At Bedford Free School, our goal is to ensure every pupil benefits from a broad, ambitious, knowledge-rich curriculum taught by highly skilled teachers.  Our well-designed and well-sequenced curriculum sets pupils on the pathway to becoming highly educated adults so that they can become active participants of society, living happy and fulfilling lives. 

Our curriculum maps the knowledge our students require to make progress in each subject discipline. Our pupils learn to view the world from different perspectives and respectfully challenge varying interpretations. By grounding new information in a well-developed web of prior learning, we enable all pupils, whatever their starting point, to achieve academic success. 

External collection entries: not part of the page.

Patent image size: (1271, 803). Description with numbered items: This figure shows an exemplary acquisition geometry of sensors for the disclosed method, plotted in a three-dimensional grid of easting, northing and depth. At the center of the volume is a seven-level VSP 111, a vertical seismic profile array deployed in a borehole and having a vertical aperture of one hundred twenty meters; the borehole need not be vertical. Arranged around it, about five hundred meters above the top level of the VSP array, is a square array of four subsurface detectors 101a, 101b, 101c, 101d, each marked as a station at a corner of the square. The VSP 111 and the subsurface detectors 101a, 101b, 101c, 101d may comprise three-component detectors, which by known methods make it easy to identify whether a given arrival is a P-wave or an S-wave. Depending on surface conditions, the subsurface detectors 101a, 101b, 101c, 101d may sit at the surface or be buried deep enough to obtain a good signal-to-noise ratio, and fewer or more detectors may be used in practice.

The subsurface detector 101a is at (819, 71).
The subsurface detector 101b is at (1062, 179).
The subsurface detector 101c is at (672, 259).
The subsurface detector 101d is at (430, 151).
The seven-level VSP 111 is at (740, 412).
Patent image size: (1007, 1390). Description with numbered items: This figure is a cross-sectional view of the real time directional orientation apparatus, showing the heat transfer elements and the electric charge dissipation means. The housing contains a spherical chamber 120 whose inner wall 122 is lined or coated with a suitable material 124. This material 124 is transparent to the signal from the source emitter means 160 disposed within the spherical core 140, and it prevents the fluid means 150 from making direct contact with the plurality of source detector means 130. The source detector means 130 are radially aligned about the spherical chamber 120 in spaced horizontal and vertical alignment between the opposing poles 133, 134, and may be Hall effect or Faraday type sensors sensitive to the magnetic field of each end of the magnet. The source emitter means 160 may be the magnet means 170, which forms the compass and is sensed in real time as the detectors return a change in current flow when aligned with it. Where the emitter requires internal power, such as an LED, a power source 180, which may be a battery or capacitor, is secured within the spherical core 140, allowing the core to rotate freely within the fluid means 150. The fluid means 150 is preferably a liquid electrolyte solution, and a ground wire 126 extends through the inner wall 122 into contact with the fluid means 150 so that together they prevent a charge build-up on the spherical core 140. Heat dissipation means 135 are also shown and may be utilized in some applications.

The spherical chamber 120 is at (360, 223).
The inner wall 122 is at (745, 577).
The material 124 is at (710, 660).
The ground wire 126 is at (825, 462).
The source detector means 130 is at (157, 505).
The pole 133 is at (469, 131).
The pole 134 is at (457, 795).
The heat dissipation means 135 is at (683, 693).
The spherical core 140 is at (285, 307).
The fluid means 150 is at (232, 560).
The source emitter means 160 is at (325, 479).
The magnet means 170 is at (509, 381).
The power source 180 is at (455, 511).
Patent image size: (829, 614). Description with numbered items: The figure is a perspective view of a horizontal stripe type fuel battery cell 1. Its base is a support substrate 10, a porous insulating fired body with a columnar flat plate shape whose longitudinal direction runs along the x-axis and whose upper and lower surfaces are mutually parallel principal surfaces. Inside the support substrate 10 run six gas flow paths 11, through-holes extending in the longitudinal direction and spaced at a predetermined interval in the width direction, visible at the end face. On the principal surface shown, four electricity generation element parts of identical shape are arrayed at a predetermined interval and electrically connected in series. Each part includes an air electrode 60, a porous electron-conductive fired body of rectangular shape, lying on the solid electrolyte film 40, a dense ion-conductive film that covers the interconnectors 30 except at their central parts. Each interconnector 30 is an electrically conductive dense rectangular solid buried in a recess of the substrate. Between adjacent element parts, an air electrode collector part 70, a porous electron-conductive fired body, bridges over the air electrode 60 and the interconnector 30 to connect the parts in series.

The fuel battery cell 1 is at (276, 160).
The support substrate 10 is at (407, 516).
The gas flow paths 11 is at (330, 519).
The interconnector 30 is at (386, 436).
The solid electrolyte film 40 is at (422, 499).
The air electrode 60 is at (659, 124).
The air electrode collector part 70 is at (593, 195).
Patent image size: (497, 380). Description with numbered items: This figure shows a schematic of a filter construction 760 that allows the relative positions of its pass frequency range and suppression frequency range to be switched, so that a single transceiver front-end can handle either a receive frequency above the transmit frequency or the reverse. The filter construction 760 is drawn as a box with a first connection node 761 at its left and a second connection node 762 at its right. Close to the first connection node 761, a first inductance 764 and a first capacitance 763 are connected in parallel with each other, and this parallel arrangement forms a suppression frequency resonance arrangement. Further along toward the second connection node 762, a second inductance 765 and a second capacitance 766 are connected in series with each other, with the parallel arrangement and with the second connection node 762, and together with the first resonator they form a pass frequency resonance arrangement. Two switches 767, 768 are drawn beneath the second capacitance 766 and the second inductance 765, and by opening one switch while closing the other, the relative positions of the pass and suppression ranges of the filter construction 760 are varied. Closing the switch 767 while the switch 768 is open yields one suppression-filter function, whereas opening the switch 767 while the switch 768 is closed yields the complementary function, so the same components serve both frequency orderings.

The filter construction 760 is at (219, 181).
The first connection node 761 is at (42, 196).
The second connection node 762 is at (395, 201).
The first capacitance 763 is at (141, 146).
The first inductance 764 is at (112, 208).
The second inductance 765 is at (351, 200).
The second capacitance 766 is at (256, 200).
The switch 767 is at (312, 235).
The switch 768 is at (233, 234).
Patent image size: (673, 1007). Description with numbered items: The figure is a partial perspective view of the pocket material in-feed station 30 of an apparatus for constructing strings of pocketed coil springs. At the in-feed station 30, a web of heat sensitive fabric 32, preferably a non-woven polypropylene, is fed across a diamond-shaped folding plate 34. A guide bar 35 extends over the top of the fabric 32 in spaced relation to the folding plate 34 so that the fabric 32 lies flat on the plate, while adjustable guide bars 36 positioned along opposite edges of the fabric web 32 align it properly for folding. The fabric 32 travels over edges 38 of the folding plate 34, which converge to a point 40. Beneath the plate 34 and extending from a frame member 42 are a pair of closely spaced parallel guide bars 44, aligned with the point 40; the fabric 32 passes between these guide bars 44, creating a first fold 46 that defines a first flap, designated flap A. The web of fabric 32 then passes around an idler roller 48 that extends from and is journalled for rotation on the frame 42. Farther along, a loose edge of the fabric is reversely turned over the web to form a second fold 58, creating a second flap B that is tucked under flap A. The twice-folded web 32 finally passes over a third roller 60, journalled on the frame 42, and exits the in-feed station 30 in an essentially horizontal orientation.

Implementation and enactment

We believe transformative outcomes can be achieved through a combination of excellent curriculum planning and high-quality teacher instruction.  We ensure our curriculum is taught to be remembered by ensuring our approach is research-informed. Teachers break learning down to guide pupils towards clearly defined curricular goals, revisit and build on prior learning regularly, and check pupil understanding carefully.

Preparation is key to effective delivery of the curriculum. Our teachers think carefully about the most effective way to communicate the planned knowledge, consider which areas will need particular focus or emphasis, and identify areas where pupils may struggle or could benefit from greater challenge.  This important work is led by Heads of Department who ensure teachers are well supported by subject specific professional development, co-planning opportunities and regular feedback.

All students are entitled to the same rigorous academic curriculum irrespective of their starting point. Students are primarily taught in mixed ability teaching groups with setting in maths and English. Some groups (primarily for pupils reading well below their chronological reading age) may have a second teacher or Learning Mentor (teaching assistant) to support student progress, and some pupils may receive small-group phonics or direct instruction maths programmes. Pupil groupings are reviewed regularly to respond to needs.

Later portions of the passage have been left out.